Search code examples
parsingf#abstract-syntax-tree

Implementing a function for building a very simple tree (AST) using tokens/symbols in F#


I looked at how to make a tree from a given data with F# and https://citizen428.net/blog/learning-fsharp-binary-search-tree/

Basically what I am attempting to do is to implementing a function for building an extremely simple AST using discriminated unions (DU) to represent the tree.

I want to use tokens/symbols to build the tree. I think these could also be represented by DU. I am struggling to implement the insert function.

Let's just say we use the following to represent the tree. The basic idea is that for addition and subtraction of integers I'll only need binary tree. The Expression could either be an operator or a constant. This might be the wrong way of implementing the tree, but I'm not sure.

type Tree =
| Node of Tree * Expression * Tree
| Empty
and Expression =
| Operator //could be a token or another type
| Constant of int

And let's use the following for representing tokens. There's probably a smarter way of doing this. This is just an example.

type Token =
    | Integer
    | Add
    | Subtract

How should I implement the insert function?
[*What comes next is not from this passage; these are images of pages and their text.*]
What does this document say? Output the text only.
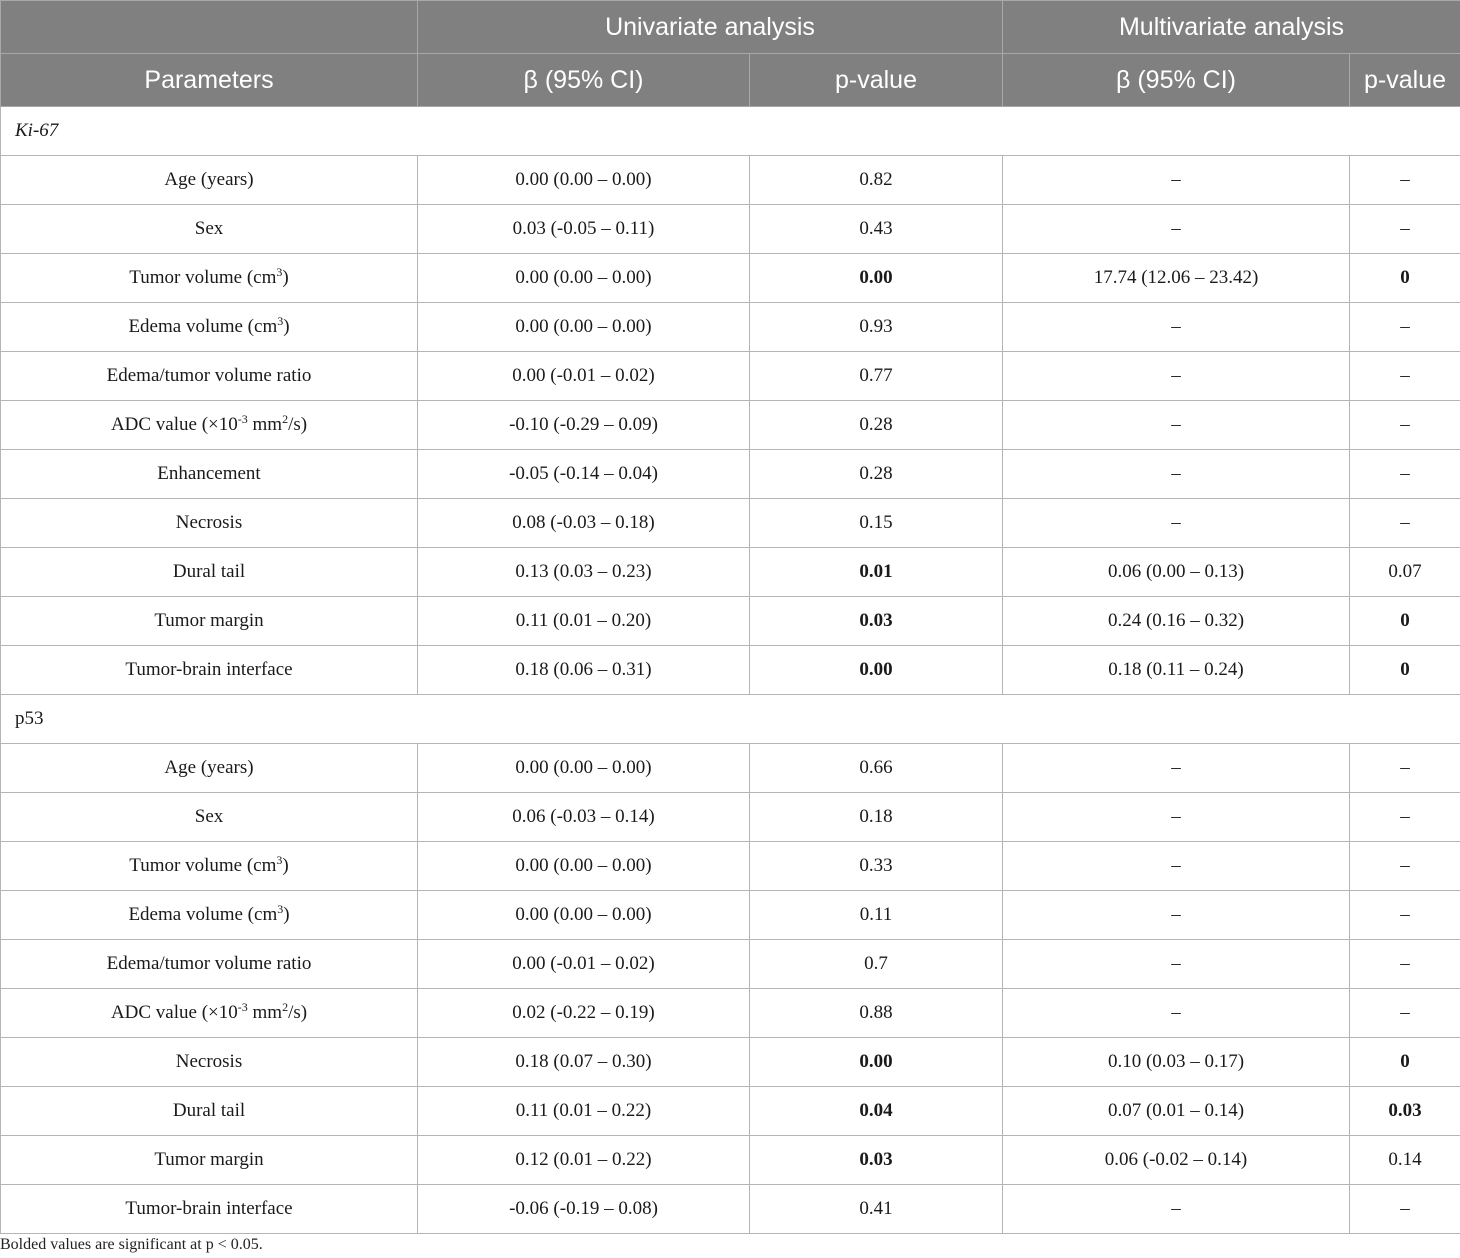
	Univariate analysis		Multivariate analysis	
Parameters	β (95% CI)	p-value	β (95% CI)	p-value
Ki-67				
Age (years)	0.00 (0.00 – 0.00)	0.82	–	–
Sex	0.03 (-0.05 – 0.11)	0.43	–	–
Tumor volume $(cm^3)$	0.00 (0.00 – 0.00)	0.00	17.74 (12.06 – 23.42)	0
Edema volume $(cm^3)$	0.00 (0.00 – 0.00)	0.93	–	–
Edema/tumor volume ratio	0.00 (-0.01 – 0.02)	0.77	–	–
ADC value ($\times 10^{-3}$ $mm^2/s$)	-0.10 (-0.29 – 0.09)	0.28	–	–
Enhancement	-0.05 (-0.14 – 0.04)	0.28	–	–
Necrosis	0.08 (-0.03 – 0.18)	0.15	–	–
Dural tail	0.13 (0.03 – 0.23)	0.01	0.06 (0.00 – 0.13)	0.07
Tumor margin	0.11 (0.01 – 0.20)	0.03	0.24 (0.16 – 0.32)	0
Tumor-brain interface	0.18 (0.06 – 0.31)	0.00	0.18 (0.11 – 0.24)	0
p53				
Age (years)	0.00 (0.00 – 0.00)	0.66	–	–
Sex	0.06 (-0.03 – 0.14)	0.18	–	–
Tumor volume $(cm^3)$	0.00 (0.00 – 0.00)	0.33	–	–
Edema volume $(cm^3)$	0.00 (0.00 – 0.00)	0.11	–	–
Edema/tumor volume ratio	0.00 (-0.01 – 0.02)	0.7	–	–
ADC value ($\times 10^{-3}$ $mm^2/s$)	0.02 (-0.22 – 0.19)	0.88	–	–
Necrosis	0.18 (0.07 – 0.30)	0.00	0.10 (0.03 – 0.17)	0
Dural tail	0.11 (0.01 – 0.22)	0.04	0.07 (0.01 – 0.14)	0.03
Tumor margin	0.12 (0.01 – 0.22)	0.03	0.06 (-0.02 – 0.14)	0.14
Tumor-brain interface	-0.06 (-0.19 – 0.08)	0.41	–	–

Bolded values are significant at p < 0.05.
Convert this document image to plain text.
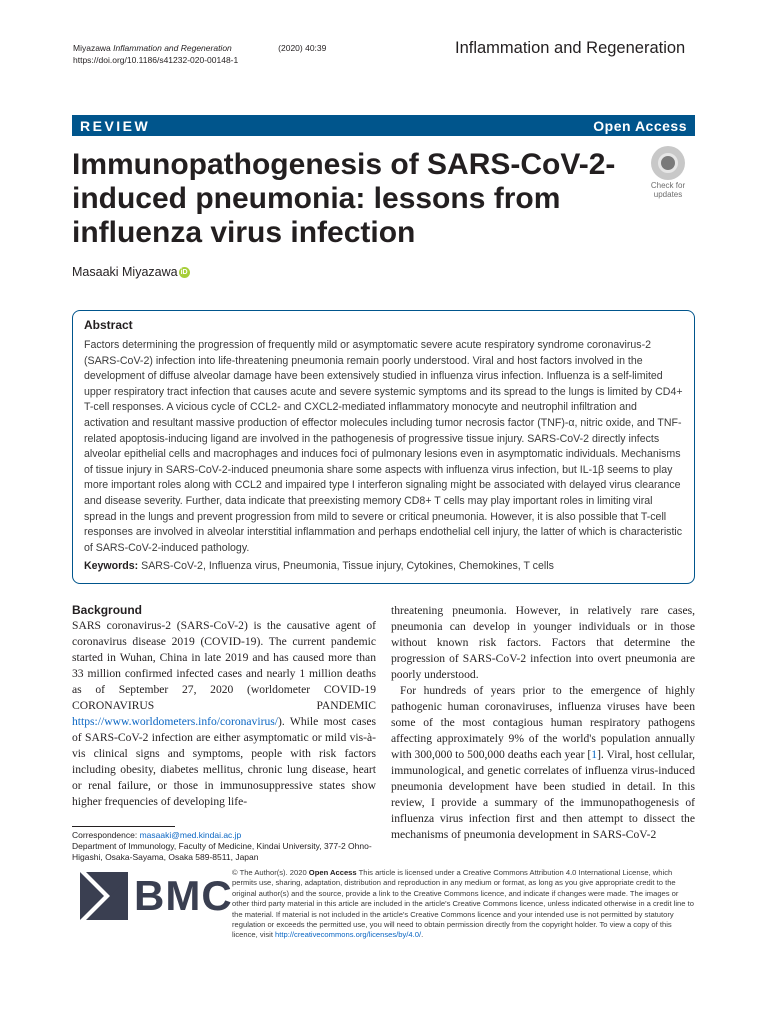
Miyazawa Inflammation and Regeneration	(2020) 40:39
https://doi.org/10.1186/s41232-020-00148-1
Inflammation and Regeneration
REVIEW	Open Access
Immunopathogenesis of SARS-CoV-2-induced pneumonia: lessons from influenza virus infection
Check for
updates
Masaaki Miyazawa iD
Abstract

Factors determining the progression of frequently mild or asymptomatic severe acute respiratory syndrome coronavirus-2 (SARS-CoV-2) infection into life-threatening pneumonia remain poorly understood. Viral and host factors involved in the development of diffuse alveolar damage have been extensively studied in influenza virus infection. Influenza is a self-limited upper respiratory tract infection that causes acute and severe systemic symptoms and its spread to the lungs is limited by CD4+ T-cell responses. A vicious cycle of CCL2- and CXCL2-mediated inflammatory monocyte and neutrophil infiltration and activation and resultant massive production of effector molecules including tumor necrosis factor (TNF)-α, nitric oxide, and TNF-related apoptosis-inducing ligand are involved in the pathogenesis of progressive tissue injury. SARS-CoV-2 directly infects alveolar epithelial cells and macrophages and induces foci of pulmonary lesions even in asymptomatic individuals. Mechanisms of tissue injury in SARS-CoV-2-induced pneumonia share some aspects with influenza virus infection, but IL-1β seems to play more important roles along with CCL2 and impaired type I interferon signaling might be associated with delayed virus clearance and disease severity. Further, data indicate that preexisting memory CD8+ T cells may play important roles in limiting viral spread in the lungs and prevent progression from mild to severe or critical pneumonia. However, it is also possible that T-cell responses are involved in alveolar interstitial inflammation and perhaps endothelial cell injury, the latter of which is characteristic of SARS-CoV-2-induced pathology.

Keywords: SARS-CoV-2, Influenza virus, Pneumonia, Tissue injury, Cytokines, Chemokines, T cells

Background

SARS coronavirus-2 (SARS-CoV-2) is the causative agent of coronavirus disease 2019 (COVID-19). The current pandemic started in Wuhan, China in late 2019 and has caused more than 33 million confirmed infected cases and nearly 1 million deaths as of September 27, 2020 (worldometer COVID-19 CORONAVIRUS PANDEMIC https://www.worldometers.info/coronavirus/). While most cases of SARS-CoV-2 infection are either asymptomatic or mild vis-à-vis clinical signs and symptoms, people with risk factors including obesity, diabetes mellitus, chronic lung disease, heart or renal failure, or those in immunosuppressive states show higher frequencies of developing life-

threatening pneumonia. However, in relatively rare cases, pneumonia can develop in younger individuals or in those without known risk factors. Factors that determine the progression of SARS-CoV-2 infection into overt pneumonia are poorly understood.

For hundreds of years prior to the emergence of highly pathogenic human coronaviruses, influenza viruses have been some of the most contagious human respiratory pathogens affecting approximately 9% of the world's population annually with 300,000 to 500,000 deaths each year [1]. Viral, host cellular, immunological, and genetic correlates of influenza virus-induced pneumonia development have been studied in detail. In this review, I provide a summary of the immunopathogenesis of influenza virus infection first and then attempt to dissect the mechanisms of pneumonia development in SARS-CoV-2

Correspondence: masaaki@med.kindai.ac.jp
Department of Immunology, Faculty of Medicine, Kindai University, 377-2 Ohno-Higashi, Osaka-Sayama, Osaka 589-8511, Japan
BMC © The Author(s). 2020 Open Access This article is licensed under a Creative Commons Attribution 4.0 International License, which permits use, sharing, adaptation, distribution and reproduction in any medium or format, as long as you give appropriate credit to the original author(s) and the source, provide a link to the Creative Commons licence, and indicate if changes were made. The images or other third party material in this article are included in the article's Creative Commons licence, unless indicated otherwise in a credit line to the material. If material is not included in the article's Creative Commons licence and your intended use is not permitted by statutory regulation or exceeds the permitted use, you will need to obtain permission directly from the copyright holder. To view a copy of this licence, visit http://creativecommons.org/licenses/by/4.0/.
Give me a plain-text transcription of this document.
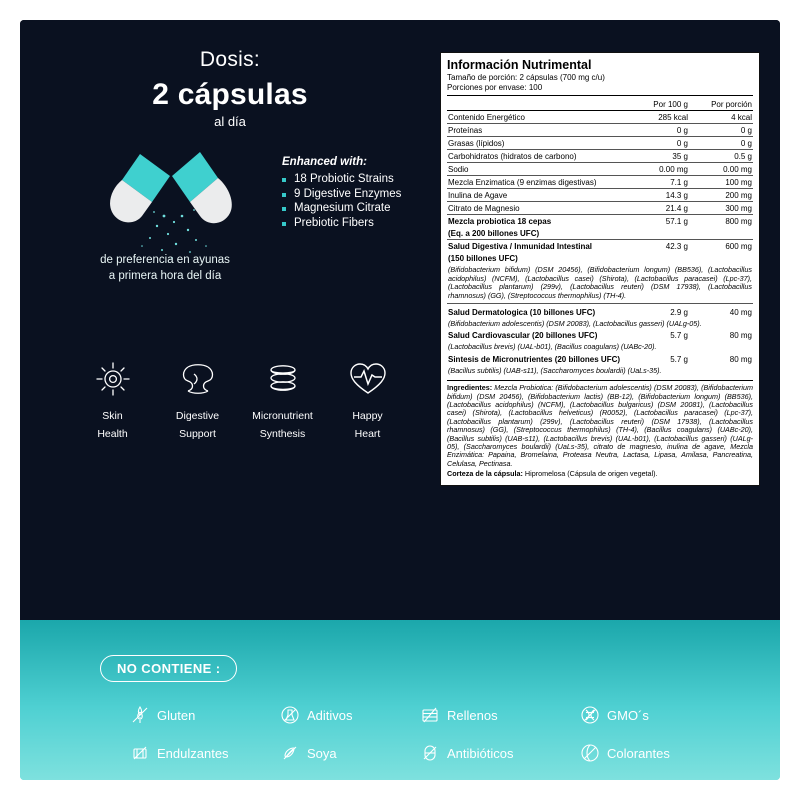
Dosis:
2 cápsulas
al día
de preferencia en ayunas
a primera hora del día
Enhanced with:
18 Probiotic Strains
9 Digestive Enzymes
Magnesium Citrate
Prebiotic Fibers
Skin
Health
Digestive
Support
Micronutrient
Synthesis
Happy
Heart
Información Nutrimental

Tamaño de porción: 2 cápsulas (700 mg c/u)

Porciones por envase: 100

	Por 100 g	Por porción
Contenido Energético	285 kcal	4 kcal
Proteínas	0 g	0 g
Grasas (lípidos)	0 g	0 g
Carbohidratos (hidratos de carbono)	35 g	0.5 g
Sodio	0.00 mg	0.00 mg
Mezcla Enzimatica (9 enzimas digestivas)	7.1 g	100 mg
Inulina de Agave	14.3 g	200 mg
Citrato de Magnesio	21.4 g	300 mg
Mezcla probiotica 18 cepas	57.1 g	800 mg
(Eq. a 200 billones UFC)		
Salud Digestiva / Inmunidad Intestinal	42.3 g	600 mg
(150 billones UFC)		
(Bifidobacterium bifidum) (DSM 20456), (Bifidobacterium longum) (BB536), (Lactobacillus acidophilus) (NCFM), (Lactobacillus casei) (Shirota), (Lactobacillus paracasei) (Lpc-37), (Lactobacillus plantarum) (299v), (Lactobacillus reuteri) (DSM 17938), (Lactobacillus rhamnosus) (GG), (Streptococcus thermophilus) (TH-4).
Salud Dermatologica (10 billones UFC)	2.9 g	40 mg
(Bifidobacterium adolescentis) (DSM 20083), (Lactobacillus gasseri) (UALg-05).		
Salud Cardiovascular (20 billones UFC)	5.7 g	80 mg
(Lactobacillus brevis) (UAL-b01), (Bacillus coagulans) (UABc-20).		
Sintesis de Micronutrientes (20 billones UFC)	5.7 g	80 mg
(Bacillus subtilis) (UAB-s11), (Saccharomyces boulardii) (UaLs-35).		
Ingredientes: Mezcla Probiotica: (Bifidobacterium adolescentis) (DSM 20083), (Bifidobacterium bifidum) (DSM 20456), (Bifidobacterium lactis) (BB-12), (Bifidobacterium longum) (BB536), (Lactobacillus acidophilus) (NCFM), (Lactobacillus bulgaricus) (DSM 20081), (Lactobacillus casei) (Shirota), (Lactobacillus helveticus) (R0052), (Lactobacillus paracasei) (Lpc-37), (Lactobacillus plantarum) (299v), (Lactobacillus reuteri) (DSM 17938), (Lactobacillus rhamnosus) (GG), (Streptococcus thermophilus) (TH-4), (Bacillus coagulans) (UABc-20), (Bacillus subtilis) (UAB-s11), (Lactobacillus brevis) (UAL-b01), (Lactobacillus gasseri) (UALg-05), (Saccharomyces boulardii) (UaLs-35), citrato de magnesio, inulina de agave, Mezcla Enzimática: Papaina, Bromelaina, Proteasa Neutra, Lactasa, Lipasa, Amilasa, Pancreatina, Celulasa, Pectinasa.
Corteza de la cápsula: Hipromelosa (Cápsula de origen vegetal).
NO CONTIENE :
Gluten	Aditivos	Rellenos	GMO´s
Endulzantes	Soya	Antibióticos	Colorantes
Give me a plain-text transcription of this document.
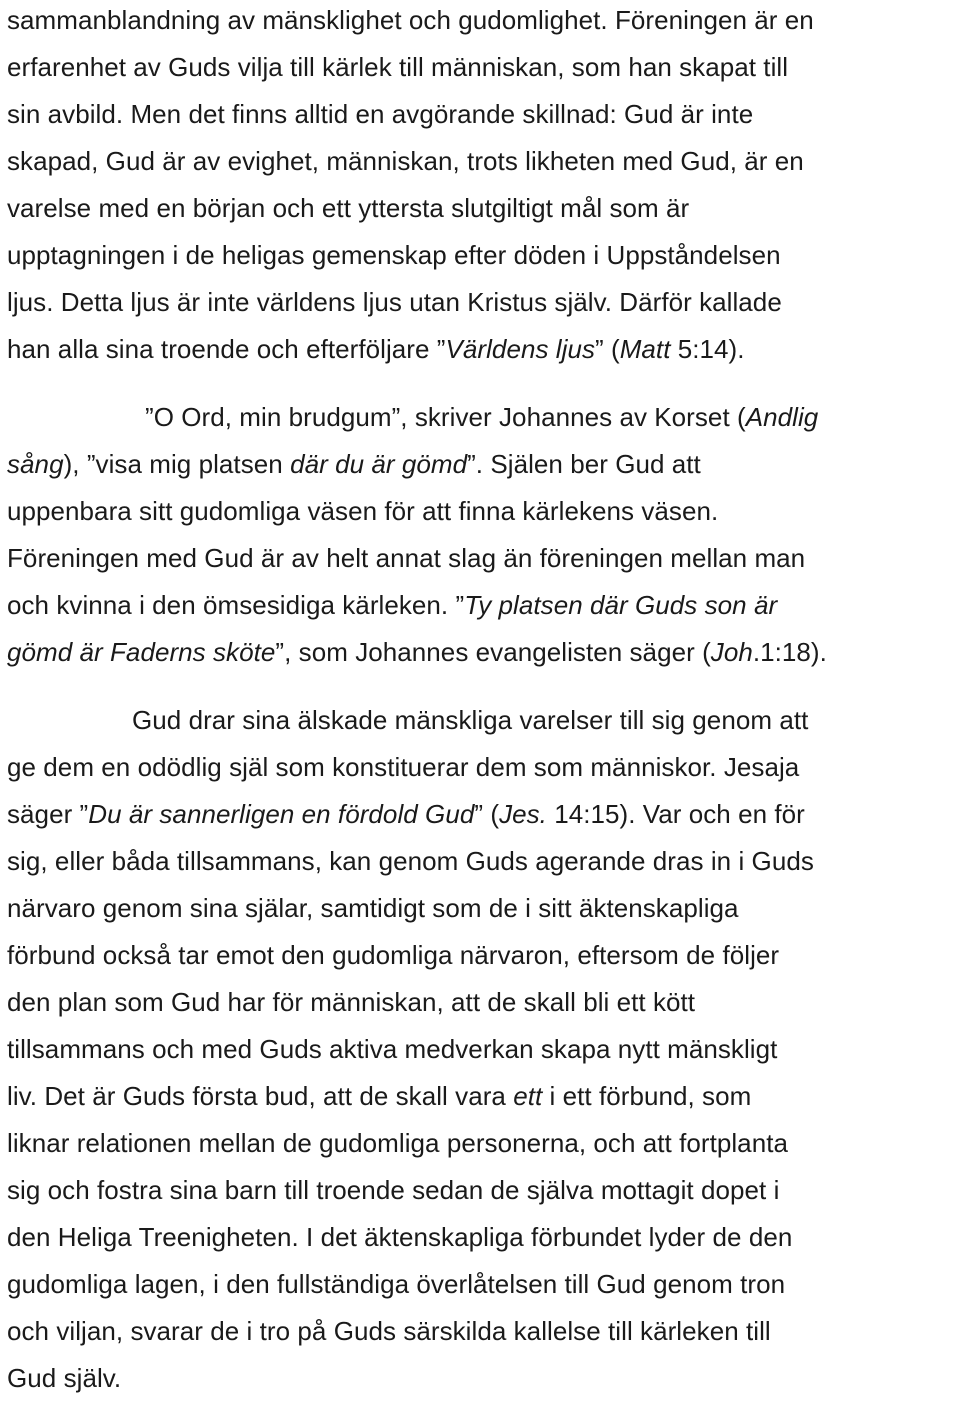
sammanblandning av mänsklighet och gudomlighet. Föreningen är en
erfarenhet av Guds vilja till kärlek till människan, som han skapat till
sin avbild. Men det finns alltid en avgörande skillnad: Gud är inte
skapad, Gud är av evighet, människan, trots likheten med Gud, är en
varelse med en början och ett yttersta slutgiltigt mål som är
upptagningen i de heligas gemenskap efter döden i Uppståndelsen
ljus. Detta ljus är inte världens ljus utan Kristus själv. Därför kallade
han alla sina troende och efterföljare ”Världens ljus” (Matt 5:14).
”O Ord, min brudgum”, skriver Johannes av Korset (Andlig
sång), ”visa mig platsen där du är gömd”. Själen ber Gud att
uppenbara sitt gudomliga väsen för att finna kärlekens väsen.
Föreningen med Gud är av helt annat slag än föreningen mellan man
och kvinna i den ömsesidiga kärleken. ”Ty platsen där Guds son är
gömd är Faderns sköte”, som Johannes evangelisten säger (Joh.1:18).
Gud drar sina älskade mänskliga varelser till sig genom att
ge dem en odödlig själ som konstituerar dem som människor. Jesaja
säger ”Du är sannerligen en fördold Gud” (Jes. 14:15). Var och en för
sig, eller båda tillsammans, kan genom Guds agerande dras in i Guds
närvaro genom sina själar, samtidigt som de i sitt äktenskapliga
förbund också tar emot den gudomliga närvaron, eftersom de följer
den plan som Gud har för människan, att de skall bli ett kött
tillsammans och med Guds aktiva medverkan skapa nytt mänskligt
liv. Det är Guds första bud, att de skall vara ett i ett förbund, som
liknar relationen mellan de gudomliga personerna, och att fortplanta
sig och fostra sina barn till troende sedan de själva mottagit dopet i
den Heliga Treenigheten. I det äktenskapliga förbundet lyder de den
gudomliga lagen, i den fullständiga överlåtelsen till Gud genom tron
och viljan, svarar de i tro på Guds särskilda kallelse till kärleken till
Gud själv.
I've written the function below and tried different ways of inserting elements.

let rec insert tree element = 
    match element, tree with
    //use Empty to initalize
    | x, Empty -> Node(Empty, x, Empty)
    | x, Node(Empty,y,Empty) when (*x is something here*) -> Node((*something*))
    | _, _ -> failwith "Missing case"

If you got any advice or maybe a link then I would appreciate it.


Solution

  • I think that thinking about the problem in terms of tree insertion is not very helpful, because what you really want to do is to parse a sequence of tokens. So, a plain tree insertion is not very useful. You instead need to construct the tree (expression) in a more specific way.

    For example, say I have:

    let input = [Integer 1; Add; Integer 2; Subtract; Integer 1;]
    

    Say I want to parse this sequence of tokens to get a representation of 1 + (2 - 1) (which has parentheses in the wrong way, but it makes it easier to explain the idea).

    My approach would be to define a recursive Expression type rather than using a general tree:

    type Token =
      | Integer of int
      | Add
      | Subtract
    
    type Operator = 
      | AddOp | SubtractOp
    
    type Expression =
      | Binary of Operator * Expression * Expression
      | Constant of int
    

    To parse a sequence of tokens, you can write something like:

    let rec parse input = 
      match input with 
      | Integer i::Add::rest ->
          Binary(AddOp, Constant i, parse rest)
      | Integer i::Subtract::rest ->
          Binary(SubtractOp, Constant i, parse rest)
      | Integer i::[] ->
          Constant i
      | _ -> failwith "Unexpected token"
    

    This looks for lists starting with Integer i; Add; ... or similar with subtract and constructs a tree recursively. Using the above input, you get:

    > parse input;;
    val it : Expression =
      Binary (AddOp, Constant 1, 
        Binary (SubtractOp, Constant 2, Constant 1))